Today, firms across the world are incorporating AI-based systems to automate their business processes and enable their workforce to focus on more valuable tasks. However, the incorporation of AI technology is impeded by several challenges, and the biggest one is the lack of transparency. AI systems are often considered as a black box, which makes it challenging to pinpoint logical errors in the underlying algorithms. These challenges in data privacy, protection, and cybersecurity have introduced nuances into the field, making it imperative to develop explainable AI, which offers greater visibility and transparency
Balancing Stability with Innovation
To make the most of AI, enterprises should also focus on incorporating the right tools, talent, and culture. While a myriad of different AI solutions has permeated the marketplace today, businesses still lack the expertise to identify which solution aligns with their organizational goals. This is where having the right partner to help you through every stage of the integration process makes all the difference. These partnerships should be compatible with the values, goals, and strategies of an organization. It is advisable to consider the risk factors and conduct an impact analysis on how the partnership will help drive business growth. For instance, I often collaborate with numerous partners, many of which possess robust and proven solutions. We also work with nascent companies that have a more novel approach to balance the risk versus the impact of the AI integrations.

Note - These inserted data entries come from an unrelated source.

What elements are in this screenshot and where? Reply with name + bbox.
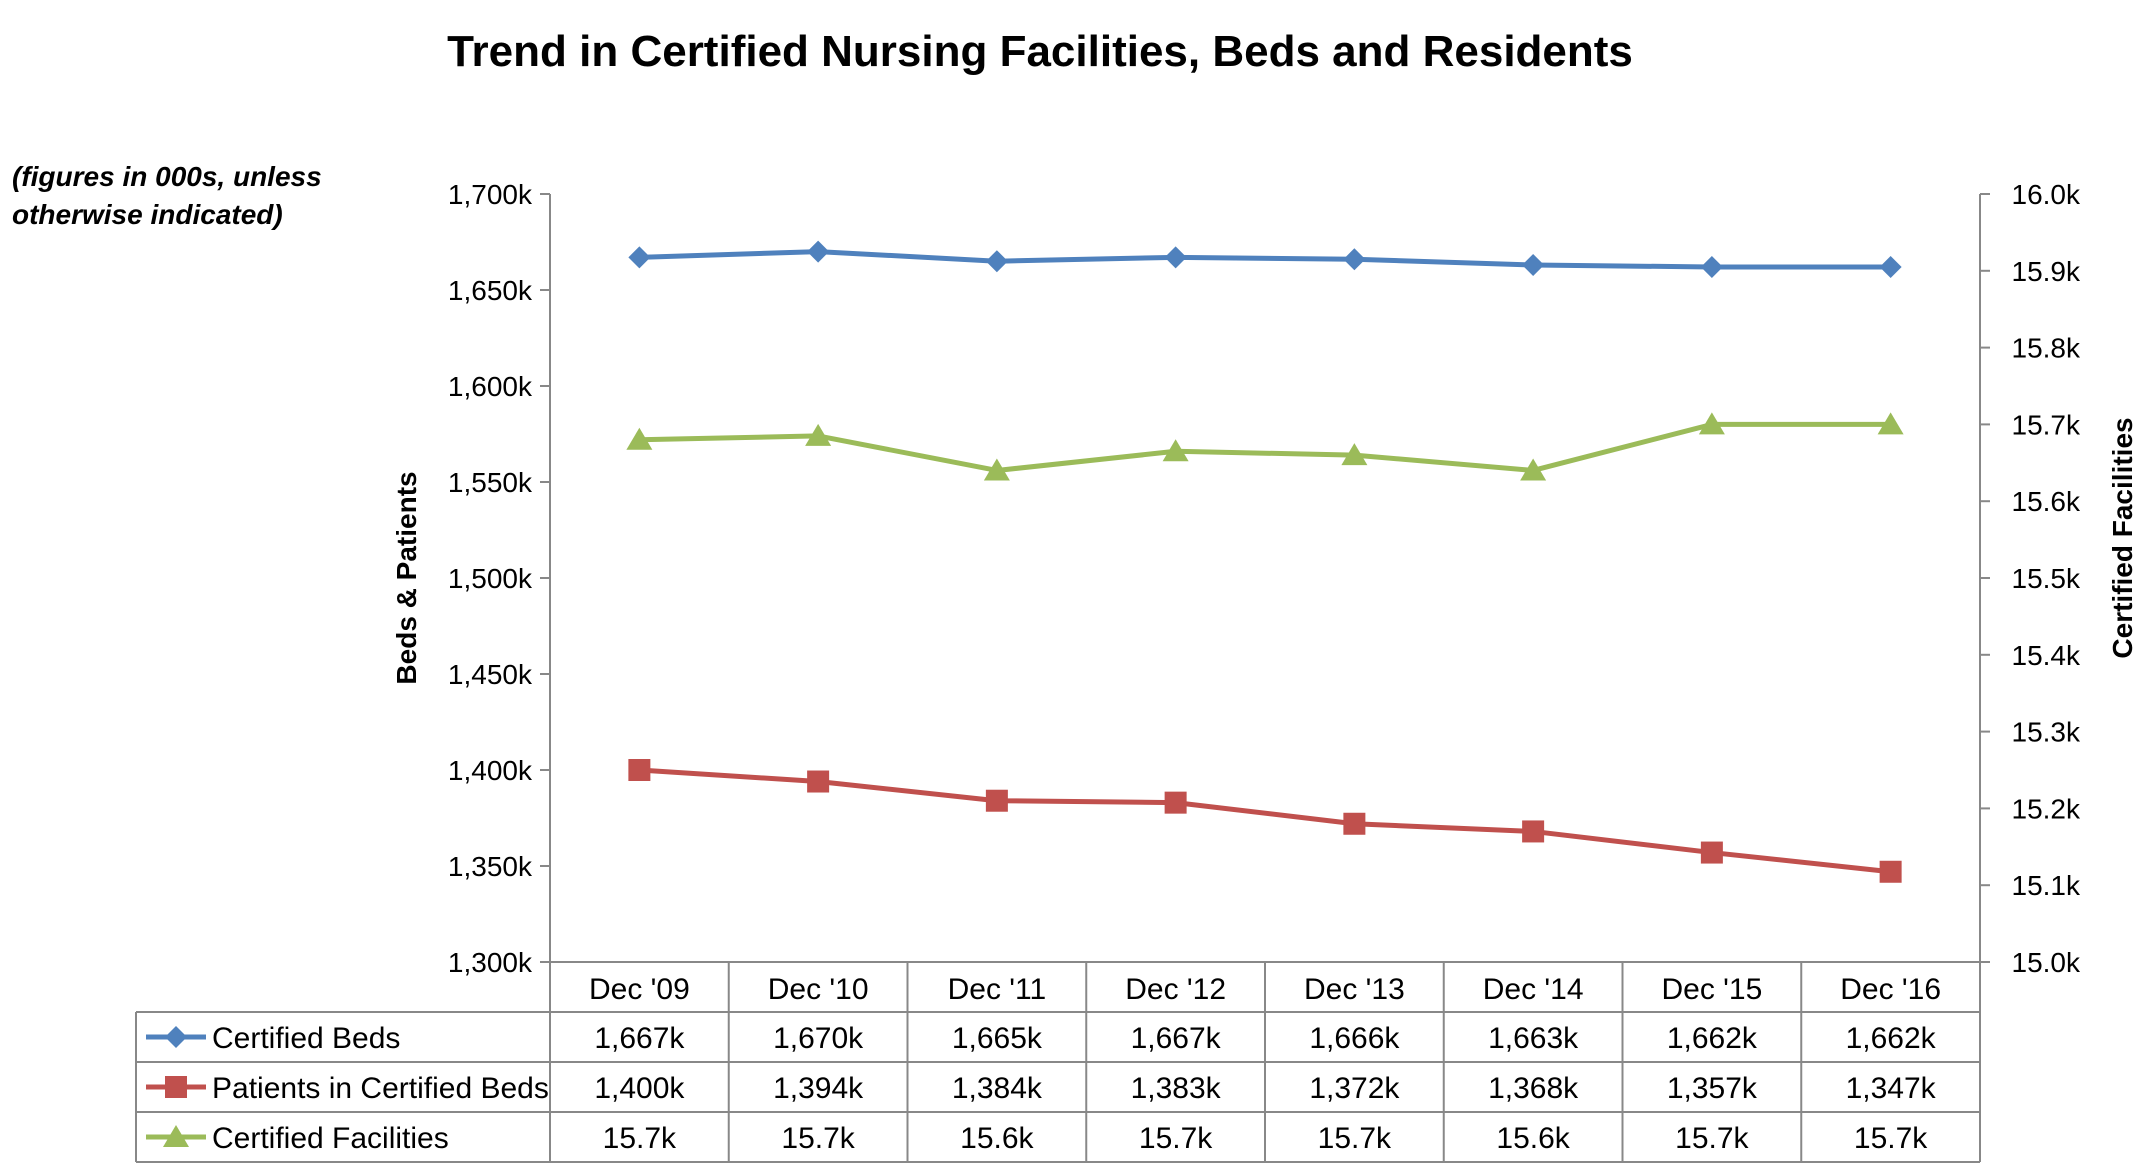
legend-label: Certified Beds [212, 1022, 400, 1055]
data-point [1879, 860, 1902, 883]
chart-title: Trend in Certified Nursing Facilities, B… [447, 27, 1633, 76]
left-axis-tick-label: 1,300k [448, 947, 533, 978]
data-label: 1,400k [594, 1072, 685, 1105]
category-label: Dec '16 [1840, 973, 1941, 1006]
right-axis-tick-label: 15.5k [2012, 563, 2081, 594]
series-line [639, 767, 1891, 875]
series-line [639, 421, 1891, 473]
data-point [1879, 255, 1902, 278]
category-label: Dec '09 [589, 973, 690, 1006]
legend-key-marker [165, 1076, 187, 1098]
data-label: 1,665k [952, 1022, 1043, 1055]
data-label: 15.7k [1139, 1122, 1213, 1155]
data-label: 15.7k [603, 1122, 677, 1155]
plot-area [626, 240, 1904, 883]
data-point [626, 427, 653, 450]
data-point [1164, 246, 1187, 269]
right-axis-title: Certified Facilities [2107, 417, 2138, 658]
data-point [1343, 812, 1366, 835]
left-axis-tick-label: 1,450k [448, 659, 533, 690]
category-label: Dec '12 [1125, 973, 1226, 1006]
right-axis-tick-label: 15.3k [2012, 717, 2081, 748]
data-label: 1,368k [1488, 1072, 1579, 1105]
data-point [1520, 458, 1547, 481]
data-label: 1,347k [1846, 1072, 1937, 1105]
data-point [1341, 443, 1368, 466]
legend-label: Certified Facilities [212, 1122, 449, 1155]
right-axis-tick-label: 15.2k [2012, 793, 2081, 824]
data-label: 1,663k [1488, 1022, 1579, 1055]
data-point [985, 789, 1008, 812]
data-label: 1,394k [773, 1072, 864, 1105]
right-axis-tick-label: 16.0k [2012, 179, 2081, 210]
right-axis-tick-label: 15.8k [2012, 333, 2081, 364]
left-axis-tick-label: 1,650k [448, 275, 533, 306]
data-point [807, 770, 830, 793]
data-label: 15.6k [1496, 1122, 1570, 1155]
data-point [628, 246, 651, 269]
category-label: Dec '14 [1483, 973, 1584, 1006]
units-note-line-2: otherwise indicated) [12, 199, 283, 230]
data-point [1877, 412, 1904, 435]
data-point [1700, 841, 1723, 864]
series-certified-facilities [626, 412, 1904, 481]
left-axis-tick-label: 1,600k [448, 371, 533, 402]
left-axis-tick-label: 1,500k [448, 563, 533, 594]
left-axis-title: Beds & Patients [391, 471, 422, 684]
series-line [639, 249, 1891, 270]
data-point [1698, 412, 1725, 435]
category-label: Dec '13 [1304, 973, 1405, 1006]
legend-key-marker [163, 1125, 189, 1147]
data-label: 1,662k [1667, 1022, 1758, 1055]
right-axis-tick-label: 15.6k [2012, 486, 2081, 517]
data-point [985, 250, 1008, 273]
data-point [807, 240, 830, 263]
data-label: 1,666k [1309, 1022, 1400, 1055]
right-axis-tick-label: 15.7k [2012, 409, 2081, 440]
category-label: Dec '10 [768, 973, 869, 1006]
axes: 1,300k 1,350k 1,400k 1,450k 1,500k 1,550k 1,60… [391, 179, 2138, 978]
data-table: Dec '09 Dec '10 Dec '11 Dec '12 Dec '13 Dec '… [135, 961, 1981, 1163]
category-label: Dec '15 [1661, 973, 1762, 1006]
left-axis-tick-label: 1,700k [448, 179, 533, 210]
left-axis-tick-label: 1,400k [448, 755, 533, 786]
legend-key-marker [165, 1026, 187, 1048]
data-point [805, 423, 832, 446]
data-point [1343, 248, 1366, 271]
data-label: 15.6k [960, 1122, 1034, 1155]
data-label: 1,357k [1667, 1072, 1758, 1105]
data-point [1164, 791, 1187, 814]
data-label: 15.7k [1675, 1122, 1749, 1155]
data-point [628, 759, 651, 781]
right-axis-tick-label: 15.1k [2012, 870, 2081, 901]
data-label: 1,384k [952, 1072, 1043, 1105]
units-note-line-1: (figures in 000s, unless [12, 161, 322, 192]
data-point [1700, 255, 1723, 278]
data-label: 1,670k [773, 1022, 864, 1055]
category-label: Dec '11 [948, 973, 1047, 1006]
data-point [1162, 439, 1189, 462]
data-point [983, 458, 1010, 481]
data-label: 1,667k [594, 1022, 685, 1055]
left-axis-tick-label: 1,550k [448, 467, 533, 498]
data-label: 15.7k [1854, 1122, 1928, 1155]
right-axis-tick-label: 15.4k [2012, 640, 2081, 671]
data-label: 1,383k [1131, 1072, 1222, 1105]
legend-label: Patients in Certified Beds [212, 1072, 549, 1105]
right-axis-tick-label: 15.0k [2012, 947, 2081, 978]
left-axis-tick-label: 1,350k [448, 851, 533, 882]
data-label: 15.7k [781, 1122, 855, 1155]
data-label: 1,662k [1846, 1022, 1937, 1055]
right-axis-tick-label: 15.9k [2012, 256, 2081, 287]
series-certified-beds [628, 240, 1902, 278]
data-point [1522, 820, 1545, 843]
series-patients-in-certified-beds [628, 759, 1902, 883]
data-label: 1,667k [1131, 1022, 1222, 1055]
data-label: 1,372k [1309, 1072, 1400, 1105]
data-point [1522, 254, 1545, 277]
data-label: 15.7k [1318, 1122, 1392, 1155]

When choosing partners, businesses should have a firm knowledge of the different areas of improvement within their organization. Successful collaboration relies on minimizing the risks and maximizing the benefits. By narrowing the AI integration to specific processes that require immediate upgrading, the overall workflow can be streamlined seamlessly. Once the relevant areas have been identified, the tech teams can decide on collaborations across the organizational line. Often, enterprises fail to see beyond the hype of AI products and rush into piloting several things without a clear vision of the end result. In such cases, businesses cannot derive the expected value from the solutions. Hence, it is crucial to have a specific goal in mind when integrating AI technology.
Augmenting AI with Robust Leadership
Along with having an AI-first mindset, businesses should be swift and versatile when executing on the AI technology. As a practitioner in this area for several years, I have witnessed a steady rise of interest in data science. One does not need a doctorate to be a data scientist. Perfection comes with practice. My advice to budding professionals is to follow their passion as they have a myriad of resources at their disposal, including journals, and coding courses. As for moving up the leadership ladder, practitioners must take bold decisions and get involved in the community. It also pays to take part in cooperative projects and contribute to the academic community by publishing papers, attending conferences, giving talks, and supporting the cause. Hence, as a leader, it is vital to adapt and change according to the trends, while also focusing on the key areas that need improvement.